The exchange that happened next is now legend in my family. I remember it verbatim:

“Hello, Neal. Nice to finally meet you.”

“Nice to meet you too, Mrs. Cowden”

Glasses down. What is happening?!?!

“Are you behaving yourself, young man? Because if you aren’t, this will be the last time you ever see her again.”

Gulp.

Without missing a beat, without a stutter, he steps up to the plate.

“That is more than enough incentive for me, ma’am.”

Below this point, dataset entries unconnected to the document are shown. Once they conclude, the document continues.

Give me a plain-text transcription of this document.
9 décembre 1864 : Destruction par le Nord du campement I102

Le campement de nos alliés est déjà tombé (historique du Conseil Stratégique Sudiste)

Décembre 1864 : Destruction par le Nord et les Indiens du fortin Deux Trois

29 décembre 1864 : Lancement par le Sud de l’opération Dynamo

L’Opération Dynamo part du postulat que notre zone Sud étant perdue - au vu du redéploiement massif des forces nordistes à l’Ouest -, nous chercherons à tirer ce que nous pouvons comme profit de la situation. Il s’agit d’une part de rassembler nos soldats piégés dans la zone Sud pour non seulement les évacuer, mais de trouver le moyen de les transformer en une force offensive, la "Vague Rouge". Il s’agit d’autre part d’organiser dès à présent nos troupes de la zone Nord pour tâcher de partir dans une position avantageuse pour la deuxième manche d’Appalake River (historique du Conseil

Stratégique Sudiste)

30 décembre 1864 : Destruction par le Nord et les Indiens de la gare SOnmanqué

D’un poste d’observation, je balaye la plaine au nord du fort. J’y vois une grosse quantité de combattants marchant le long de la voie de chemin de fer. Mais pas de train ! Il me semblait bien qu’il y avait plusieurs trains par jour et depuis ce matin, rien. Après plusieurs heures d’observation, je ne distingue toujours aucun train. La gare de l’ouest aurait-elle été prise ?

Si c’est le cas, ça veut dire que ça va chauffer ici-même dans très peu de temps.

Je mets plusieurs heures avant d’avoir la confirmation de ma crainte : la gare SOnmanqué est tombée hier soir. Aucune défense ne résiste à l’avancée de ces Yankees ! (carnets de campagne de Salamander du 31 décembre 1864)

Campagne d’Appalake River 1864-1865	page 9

YASSSSSS! Home run! My grandmother is obviously impressed by the cojones and poise that it took to say those words. Her glasses slide back up her nose and she simply replies,

“I am very glad to hear that.”

In the interest of full disclosure, the fellow I have been talking about is my husband Neal and we have been married for twelve years. Mamaw adores him and spoils him just like she does both of her sons. She trusted me, and I proved her right. A Christmas miracle.


Julie Cowden was born in Louisiana, learned most everything in Arkansas, forgot it all in Portland, and has settled in Chicago.  You can see her around town in storefront theatre, most commonly with The Ruckus.  She’s been married for fifteen years to the guy most girls dream about.  She has to say, life’s been good to her so far.